Es ist allerdings zu befürchten, daß bei der Wahl der Fächer nicht die individuellen Interessen im Vordergrund stehen werden, sondern rein praktische Überlegungen schulischer Nützlichkeit.

Ein Lehrer, der ein Pflichtfach (mit Schularbeiten) unterrichtet, hat möglicherweise in einem Wahlpflichtfach mehr Zulauf als ein Zeichen- oder ein Musiklehrer, in dessen Unterricht eben nur bildnerische oder musikalische Kenntnisse erworben werden. Lehrer der Wahlpflichtfächer werden unter solchen Bedingungen gezwungen sein, die Schüler mehr als bisher von der Wichtigkeit ihres Unterrichtsfaches zu überzeugen. Ein weiterer Aspekt der zu erwartenden Veränderung also, daß Lehrer untereinander in Konkurrenz treten.

Besonders besorgt sind die Lehrer der musischen Fächer. Ihnen droht nämlich eine Reduzierung ihrer ohnehin geringen Stundenanzahl - trotz gegenteiliger Zusagen des früheren Unterrichtsministers Herbert Moritz. Noch schwerer wiegt für Fachvertreter aber die Tatsache, daß sich Schüler aufgrund der vorgesehenen Novellierung des Gesetzes ab der sechsten Klasse zugunsten anderer Fächer gegen jede musische Erziehung entscheiden können.

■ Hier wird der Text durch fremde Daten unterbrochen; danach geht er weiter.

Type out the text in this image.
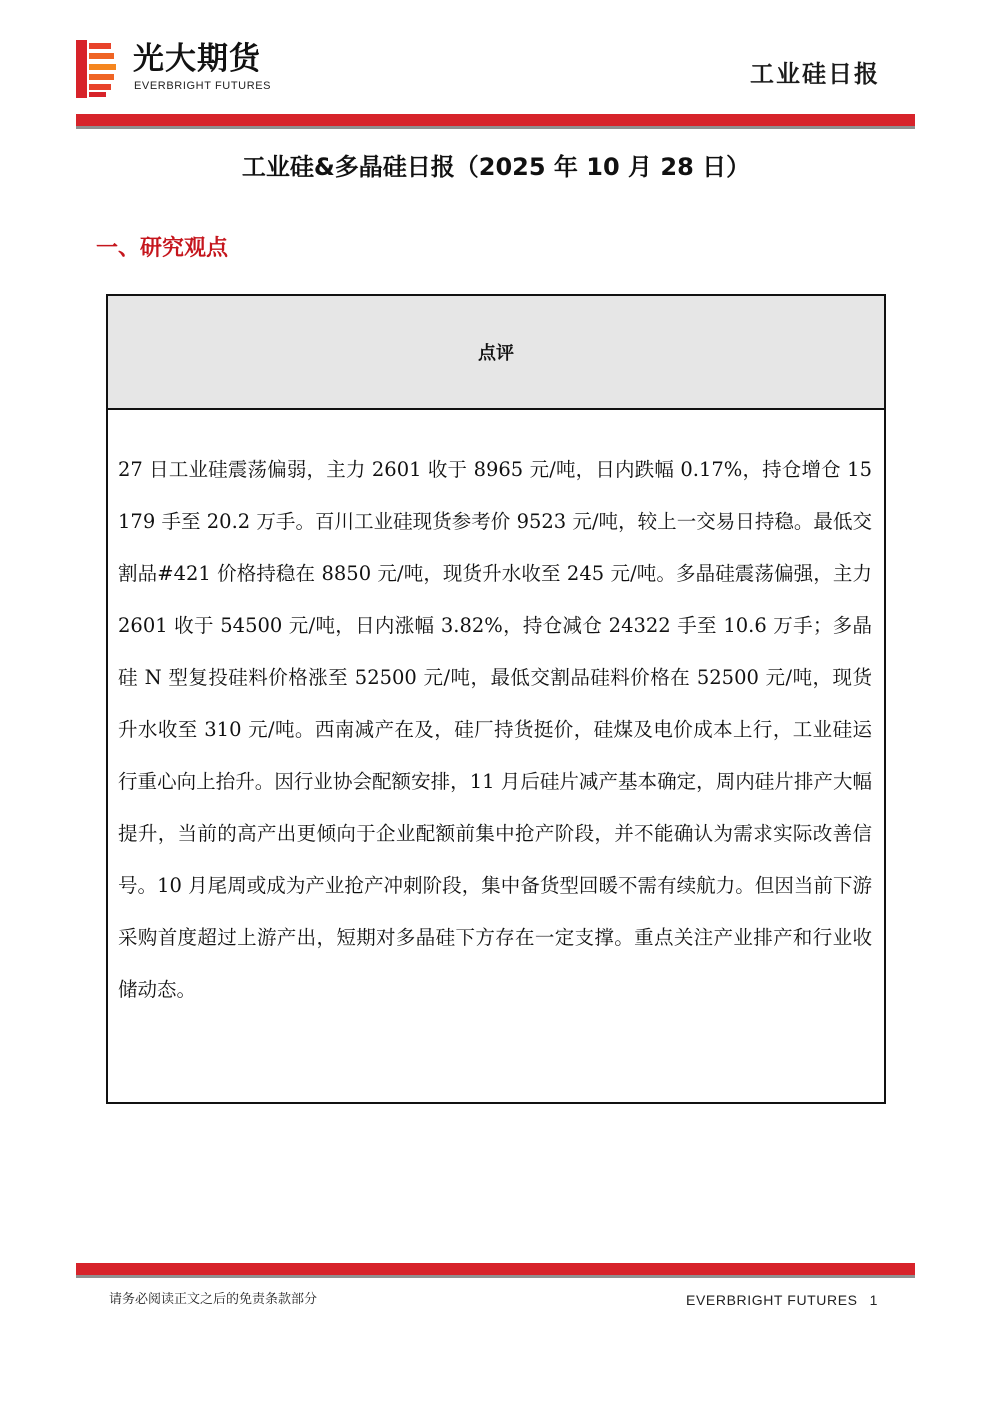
光大期货
EVERBRIGHT FUTURES	工业硅日报
工业硅&多晶硅日报（2025 年 10 月 28 日）
一、研究观点
点评
27 日工业硅震荡偏弱，主力 2601 收于 8965 元/吨，日内跌幅 0.17%，持仓增仓 15179 手至 20.2 万手。百川工业硅现货参考价 9523 元/吨，较上一交易日持稳。最低交割品#421 价格持稳在 8850 元/吨，现货升水收至 245 元/吨。多晶硅震荡偏强，主力 2601 收于 54500 元/吨，日内涨幅 3.82%，持仓减仓 24322 手至 10.6 万手；多晶硅 N 型复投硅料价格涨至 52500 元/吨，最低交割品硅料价格在 52500 元/吨，现货升水收至 310 元/吨。西南减产在及，硅厂持货挺价，硅煤及电价成本上行，工业硅运行重心向上抬升。因行业协会配额安排，11 月后硅片减产基本确定，周内硅片排产大幅提升，当前的高产出更倾向于企业配额前集中抢产阶段，并不能确认为需求实际改善信号。10 月尾周或成为产业抢产冲刺阶段，集中备货型回暖不需有续航力。但因当前下游采购首度超过上游产出，短期对多晶硅下方存在一定支撑。重点关注产业排产和行业收储动态。
请务必阅读正文之后的免责条款部分	EVERBRIGHT FUTURES 1
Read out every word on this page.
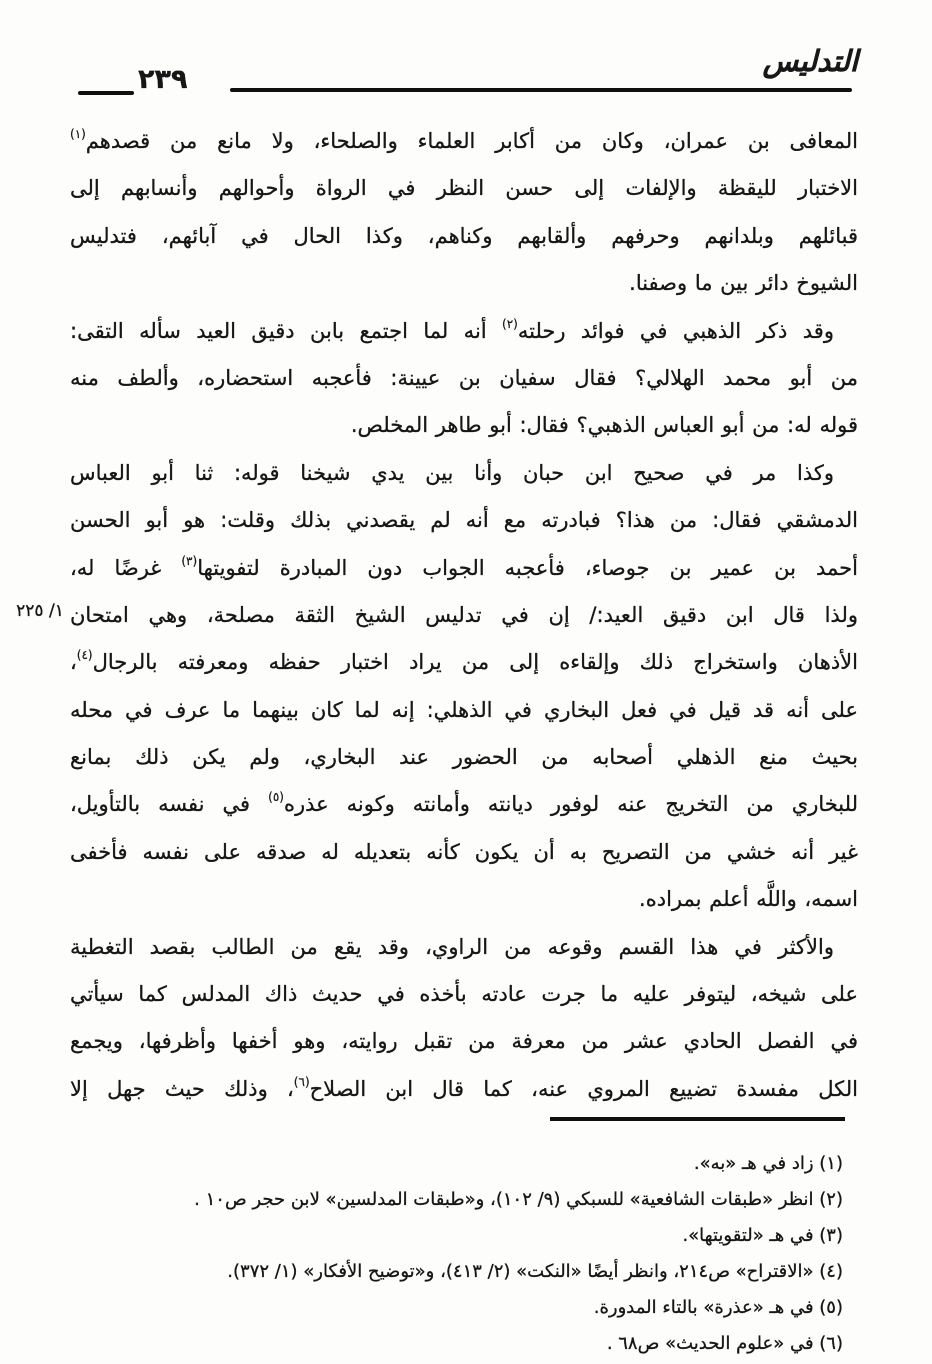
التدليس
٢٣٩
١/ ٢٢٥
المعافى بن عمران، وكان من أكابر العلماء والصلحاء، ولا مانع من قصدهم$^{(١)}$
الاختبار لليقظة والإلفات إلى حسن النظر في الرواة وأحوالهم وأنسابهم إلى
قبائلهم وبلدانهم وحرفهم وألقابهم وكناهم، وكذا الحال في آبائهم، فتدليس
الشيوخ دائر بين ما وصفنا.
وقد ذكر الذهبي في فوائد رحلته$^{(٢)}$ أنه لما اجتمع بابن دقيق العيد سأله التقى:
من أبو محمد الهلالي؟ فقال سفيان بن عيينة: فأعجبه استحضاره، وألطف منه
قوله له: من أبو العباس الذهبي؟ فقال: أبو طاهر المخلص.
وكذا مر في صحيح ابن حبان وأنا بين يدي شيخنا قوله: ثنا أبو العباس
الدمشقي فقال: من هذا؟ فبادرته مع أنه لم يقصدني بذلك وقلت: هو أبو الحسن
أحمد بن عمير بن جوصاء، فأعجبه الجواب دون المبادرة لتفويتها$^{(٣)}$ غرضًا له،
ولذا قال ابن دقيق العيد:/ إن في تدليس الشيخ الثقة مصلحة، وهي امتحان
الأذهان واستخراج ذلك وإلقاءه إلى من يراد اختبار حفظه ومعرفته بالرجال$^{(٤)}$،
على أنه قد قيل في فعل البخاري في الذهلي: إنه لما كان بينهما ما عرف في محله
بحيث منع الذهلي أصحابه من الحضور عند البخاري، ولم يكن ذلك بمانع
للبخاري من التخريج عنه لوفور ديانته وأمانته وكونه عذره$^{(٥)}$ في نفسه بالتأويل،
غير أنه خشي من التصريح به أن يكون كأنه بتعديله له صدقه على نفسه فأخفى
اسمه، واللَّه أعلم بمراده.
والأكثر في هذا القسم وقوعه من الراوي، وقد يقع من الطالب بقصد التغطية
على شيخه، ليتوفر عليه ما جرت عادته بأخذه في حديث ذاك المدلس كما سيأتي
في الفصل الحادي عشر من معرفة من تقبل روايته، وهو أخفها وأظرفها، ويجمع
الكل مفسدة تضييع المروي عنه، كما قال ابن الصلاح$^{(٦)}$، وذلك حيث جهل إلا
(١) زاد في هـ «به».
(٢) انظر «طبقات الشافعية» للسبكي (٩/ ١٠٢)، و«طبقات المدلسين» لابن حجر ص١٠ .
(٣) في هـ «لتقويتها».
(٤) «الاقتراح» ص٢١٤، وانظر أيضًا «النكت» (٢/ ٤١٣)، و«توضيح الأفكار» (١/ ٣٧٢).
(٥) في هـ «عذرة» بالتاء المدورة.
(٦) في «علوم الحديث» ص٦٨ .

Derzeit besteht ab der siebenten Klasse die Wahl zwischen Bildnerischer und Musik-Erziehung. Der Stellenwert der musischen Fächer, der ja nicht eben hoch ist, wird nun zweifellos weiter geschmälert, und es besteht die berechtigte Sorge, daß die musische Erziehung aus dem Schulsystem allmählich wegrationalisiert wird. Die „Kunstgegenstände“ finden ohnehin schwierigere Bedingungen vor, weil sie von ihrer Aufgabe her gänzlich aus dem Leistungsschema herausfallen. Ihre Daseinsberechtigung durch die Möglichkeit, sich ganz von ihnen zu dispensieren, zu untergraben, ist kein guter Dienst an der Jugend.

Wo bleibt das Bewußtsein von der, Notwendigkeit schöpferischer Kräfte für die Lebensbewältigung, für den Arbeitsprozeß und für unsere gesamte Umweltsituation? Derartige Überlegungen dürfen bei der Entscheidung über die endgültige Fassung der 11. Schulorganisationsgesetzno-velle nicht unberücksichtigt bleiben.